According to London’s Financial Times leading industrialists in Germany have recommended a new Marshall Plan for Greece, involving both private and public investment.
This is the best (and maybe the only) good news to come out of Europe for many a month. The Marshall Plan, for those too young to remember, was one of the most remarkable initiatives of the Post War era, unprecedented in modern times.
Under the Marshall Plan (named for the Secretary of State George Marshall) the United States committed substantial funds to the reconstruction of war torn Europe. Total investment by the US in the immediate post war period, including the Marshall funds, totaled $25 billion almost 10% of the US GDP. The funds were used to rebuild civil and industrial infrastructure in a devastated Europe.

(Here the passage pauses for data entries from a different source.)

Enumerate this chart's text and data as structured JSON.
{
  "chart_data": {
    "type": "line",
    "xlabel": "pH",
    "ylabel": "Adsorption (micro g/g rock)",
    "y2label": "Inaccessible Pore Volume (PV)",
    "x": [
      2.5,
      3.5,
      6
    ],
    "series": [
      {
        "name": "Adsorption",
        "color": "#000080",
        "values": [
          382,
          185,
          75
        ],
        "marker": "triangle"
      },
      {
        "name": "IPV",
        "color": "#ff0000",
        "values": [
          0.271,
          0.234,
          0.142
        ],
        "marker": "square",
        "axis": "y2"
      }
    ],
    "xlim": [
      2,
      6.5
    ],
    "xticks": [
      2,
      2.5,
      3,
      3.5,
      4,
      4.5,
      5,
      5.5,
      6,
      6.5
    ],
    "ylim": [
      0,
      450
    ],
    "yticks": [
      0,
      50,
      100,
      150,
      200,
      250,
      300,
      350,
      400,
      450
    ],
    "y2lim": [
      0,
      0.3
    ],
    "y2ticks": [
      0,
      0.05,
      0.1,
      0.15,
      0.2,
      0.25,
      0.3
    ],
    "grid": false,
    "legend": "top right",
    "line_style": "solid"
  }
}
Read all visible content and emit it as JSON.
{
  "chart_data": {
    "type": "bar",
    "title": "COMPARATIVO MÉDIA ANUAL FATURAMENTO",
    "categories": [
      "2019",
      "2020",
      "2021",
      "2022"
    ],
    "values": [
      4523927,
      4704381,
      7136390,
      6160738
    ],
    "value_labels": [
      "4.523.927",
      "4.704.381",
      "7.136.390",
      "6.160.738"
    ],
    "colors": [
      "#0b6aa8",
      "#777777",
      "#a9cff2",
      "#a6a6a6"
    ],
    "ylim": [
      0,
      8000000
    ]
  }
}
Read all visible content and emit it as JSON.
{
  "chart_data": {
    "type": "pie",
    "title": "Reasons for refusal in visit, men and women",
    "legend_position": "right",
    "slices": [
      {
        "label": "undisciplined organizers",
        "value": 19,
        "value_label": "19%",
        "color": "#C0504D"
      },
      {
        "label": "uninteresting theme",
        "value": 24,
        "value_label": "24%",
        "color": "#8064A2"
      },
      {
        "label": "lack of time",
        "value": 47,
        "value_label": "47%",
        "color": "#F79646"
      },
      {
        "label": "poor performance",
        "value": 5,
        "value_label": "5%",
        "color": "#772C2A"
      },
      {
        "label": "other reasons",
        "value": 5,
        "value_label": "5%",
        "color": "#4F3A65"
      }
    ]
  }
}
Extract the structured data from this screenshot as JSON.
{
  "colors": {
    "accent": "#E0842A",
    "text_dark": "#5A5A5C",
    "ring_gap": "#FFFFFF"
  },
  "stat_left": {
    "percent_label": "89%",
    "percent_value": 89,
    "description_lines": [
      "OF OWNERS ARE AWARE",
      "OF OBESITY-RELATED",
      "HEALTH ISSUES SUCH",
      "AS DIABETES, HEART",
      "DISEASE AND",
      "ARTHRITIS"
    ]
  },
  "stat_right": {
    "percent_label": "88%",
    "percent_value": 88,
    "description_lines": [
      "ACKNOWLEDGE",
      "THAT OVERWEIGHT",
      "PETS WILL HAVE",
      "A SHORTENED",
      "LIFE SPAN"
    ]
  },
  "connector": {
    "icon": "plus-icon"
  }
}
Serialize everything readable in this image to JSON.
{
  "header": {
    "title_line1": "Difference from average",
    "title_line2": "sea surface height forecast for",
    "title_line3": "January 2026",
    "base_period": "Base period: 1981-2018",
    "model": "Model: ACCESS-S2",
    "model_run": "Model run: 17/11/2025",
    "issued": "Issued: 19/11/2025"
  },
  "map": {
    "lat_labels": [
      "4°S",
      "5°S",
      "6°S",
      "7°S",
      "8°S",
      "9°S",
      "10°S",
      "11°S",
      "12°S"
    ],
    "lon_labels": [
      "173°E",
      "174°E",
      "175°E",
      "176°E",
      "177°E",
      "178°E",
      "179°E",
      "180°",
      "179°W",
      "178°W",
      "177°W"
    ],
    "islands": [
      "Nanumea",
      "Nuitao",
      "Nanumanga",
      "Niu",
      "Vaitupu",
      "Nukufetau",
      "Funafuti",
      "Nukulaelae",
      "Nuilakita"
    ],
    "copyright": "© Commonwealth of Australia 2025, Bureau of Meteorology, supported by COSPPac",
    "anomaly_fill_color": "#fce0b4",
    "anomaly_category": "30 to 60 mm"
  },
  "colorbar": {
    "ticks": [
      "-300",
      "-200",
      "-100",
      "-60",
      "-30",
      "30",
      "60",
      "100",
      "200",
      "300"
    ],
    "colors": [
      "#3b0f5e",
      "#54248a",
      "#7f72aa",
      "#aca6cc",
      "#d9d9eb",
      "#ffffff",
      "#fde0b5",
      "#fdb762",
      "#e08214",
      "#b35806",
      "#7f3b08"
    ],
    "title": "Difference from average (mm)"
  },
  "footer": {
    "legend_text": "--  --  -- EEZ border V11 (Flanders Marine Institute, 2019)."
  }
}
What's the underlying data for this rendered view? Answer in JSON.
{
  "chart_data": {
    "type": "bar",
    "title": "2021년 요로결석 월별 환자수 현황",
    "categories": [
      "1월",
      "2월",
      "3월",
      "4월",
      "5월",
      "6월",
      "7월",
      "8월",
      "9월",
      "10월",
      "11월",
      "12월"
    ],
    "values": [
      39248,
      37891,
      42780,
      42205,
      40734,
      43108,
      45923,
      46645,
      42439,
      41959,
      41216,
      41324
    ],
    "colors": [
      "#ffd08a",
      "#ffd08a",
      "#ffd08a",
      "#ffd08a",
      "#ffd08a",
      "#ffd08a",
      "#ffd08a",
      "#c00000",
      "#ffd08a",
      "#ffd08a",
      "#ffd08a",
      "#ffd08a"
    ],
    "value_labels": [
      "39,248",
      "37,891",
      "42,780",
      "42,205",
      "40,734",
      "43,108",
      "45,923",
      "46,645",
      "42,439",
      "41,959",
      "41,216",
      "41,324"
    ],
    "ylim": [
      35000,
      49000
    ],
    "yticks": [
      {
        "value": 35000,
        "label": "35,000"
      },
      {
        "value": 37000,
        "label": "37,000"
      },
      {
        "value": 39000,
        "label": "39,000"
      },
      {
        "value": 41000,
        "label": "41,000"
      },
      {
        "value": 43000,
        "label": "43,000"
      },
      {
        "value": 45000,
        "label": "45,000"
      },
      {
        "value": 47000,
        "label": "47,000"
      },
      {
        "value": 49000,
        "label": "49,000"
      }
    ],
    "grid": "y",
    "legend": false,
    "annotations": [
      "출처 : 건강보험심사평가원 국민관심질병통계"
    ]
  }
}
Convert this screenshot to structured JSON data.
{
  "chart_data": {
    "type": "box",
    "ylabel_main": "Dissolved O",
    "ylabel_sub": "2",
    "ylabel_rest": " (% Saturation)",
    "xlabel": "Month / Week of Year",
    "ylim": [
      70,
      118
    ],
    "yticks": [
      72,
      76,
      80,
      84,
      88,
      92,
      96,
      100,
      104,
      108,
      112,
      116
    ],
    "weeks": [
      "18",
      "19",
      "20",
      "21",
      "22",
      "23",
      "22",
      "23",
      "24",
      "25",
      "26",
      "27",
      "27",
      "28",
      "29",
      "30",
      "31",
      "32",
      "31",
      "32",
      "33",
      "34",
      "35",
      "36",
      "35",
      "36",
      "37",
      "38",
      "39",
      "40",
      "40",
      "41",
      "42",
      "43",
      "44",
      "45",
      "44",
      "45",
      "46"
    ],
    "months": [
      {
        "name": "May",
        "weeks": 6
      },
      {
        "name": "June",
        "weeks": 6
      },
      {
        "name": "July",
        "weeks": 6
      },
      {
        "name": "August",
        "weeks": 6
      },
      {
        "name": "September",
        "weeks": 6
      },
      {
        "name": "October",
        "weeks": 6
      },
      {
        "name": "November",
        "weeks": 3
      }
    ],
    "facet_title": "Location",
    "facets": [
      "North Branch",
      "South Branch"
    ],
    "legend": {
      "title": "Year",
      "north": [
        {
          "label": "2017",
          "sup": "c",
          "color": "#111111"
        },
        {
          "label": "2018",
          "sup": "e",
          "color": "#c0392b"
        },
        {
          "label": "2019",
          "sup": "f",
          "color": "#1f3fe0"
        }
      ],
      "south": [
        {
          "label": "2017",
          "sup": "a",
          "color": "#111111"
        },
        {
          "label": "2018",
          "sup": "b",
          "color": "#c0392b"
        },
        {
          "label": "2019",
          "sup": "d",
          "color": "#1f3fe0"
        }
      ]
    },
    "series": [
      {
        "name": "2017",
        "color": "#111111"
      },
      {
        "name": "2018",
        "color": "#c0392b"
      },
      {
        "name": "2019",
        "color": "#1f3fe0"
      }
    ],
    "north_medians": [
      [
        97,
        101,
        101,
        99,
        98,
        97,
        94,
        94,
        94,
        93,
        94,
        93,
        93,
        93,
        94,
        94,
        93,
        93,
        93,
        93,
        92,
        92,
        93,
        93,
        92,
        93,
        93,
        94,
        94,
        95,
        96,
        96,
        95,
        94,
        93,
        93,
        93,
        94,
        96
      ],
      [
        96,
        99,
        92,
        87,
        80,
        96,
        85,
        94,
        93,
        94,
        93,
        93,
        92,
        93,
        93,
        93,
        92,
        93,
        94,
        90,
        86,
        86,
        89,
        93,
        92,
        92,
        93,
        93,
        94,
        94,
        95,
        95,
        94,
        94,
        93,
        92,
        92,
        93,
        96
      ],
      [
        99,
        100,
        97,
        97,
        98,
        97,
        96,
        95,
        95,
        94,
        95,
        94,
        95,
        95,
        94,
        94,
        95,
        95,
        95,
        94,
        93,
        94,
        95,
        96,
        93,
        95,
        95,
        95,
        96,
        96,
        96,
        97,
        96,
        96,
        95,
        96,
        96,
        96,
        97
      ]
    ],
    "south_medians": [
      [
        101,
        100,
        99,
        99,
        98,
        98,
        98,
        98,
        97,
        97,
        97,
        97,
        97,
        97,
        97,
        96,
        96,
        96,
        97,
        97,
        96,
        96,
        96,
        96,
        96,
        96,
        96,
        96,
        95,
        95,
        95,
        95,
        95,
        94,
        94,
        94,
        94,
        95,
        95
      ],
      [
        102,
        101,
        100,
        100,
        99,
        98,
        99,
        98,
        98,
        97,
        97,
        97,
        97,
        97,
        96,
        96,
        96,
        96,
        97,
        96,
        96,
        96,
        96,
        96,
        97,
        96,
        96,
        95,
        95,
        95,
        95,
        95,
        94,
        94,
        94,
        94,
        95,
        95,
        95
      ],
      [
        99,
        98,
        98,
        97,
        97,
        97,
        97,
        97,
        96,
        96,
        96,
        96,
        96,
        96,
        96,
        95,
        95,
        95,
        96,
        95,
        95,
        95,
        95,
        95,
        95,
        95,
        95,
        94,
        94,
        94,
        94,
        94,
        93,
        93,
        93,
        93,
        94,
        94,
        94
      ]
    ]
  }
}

The Marshall Plan, which was in operation from 1947 to 1951, was surprising in its generosity; victors in war are not noted for their willingness to invest in the vanquished. More importantly the Marshall Plan presented a vast contrast to the hard-nosed tactics employed on Germany and its allies by the Great Powers after World War I.
The success of the Plan contributed materially to the recovery of Europe, which led to the creation of the NATO alliance and (later) the European Union. More importantly it helped heal Europe and put bread on the tables of millions and millions of people. No small accomplishment.
If (and it’s a big IF) the present debt crisis in Greece is going to stabilize somewhere short of default, it must have an upside. Lenders are imposing severe restrictions; Greece is expected to endure crippling austerity, falling lifestyles and real restrictions on its democratic systems and sense of self-determination.
Greece needs a positive future; more than being a wiping boy for global bond markets. The fact that this initiative is emanating from Germany is terribly important, for it is the Germans that are taking the hardest line in this matter. An act of generosity on the scale of the Marshall Plan could not only help the Greek economy, but also heal the wounds that have been inflicted upon the tender sensibilities of modern Europeans. They are badly in need of repair.
Let us hope that this suggestion is acted upon enthusiastically and delivered in the same spirit as the original.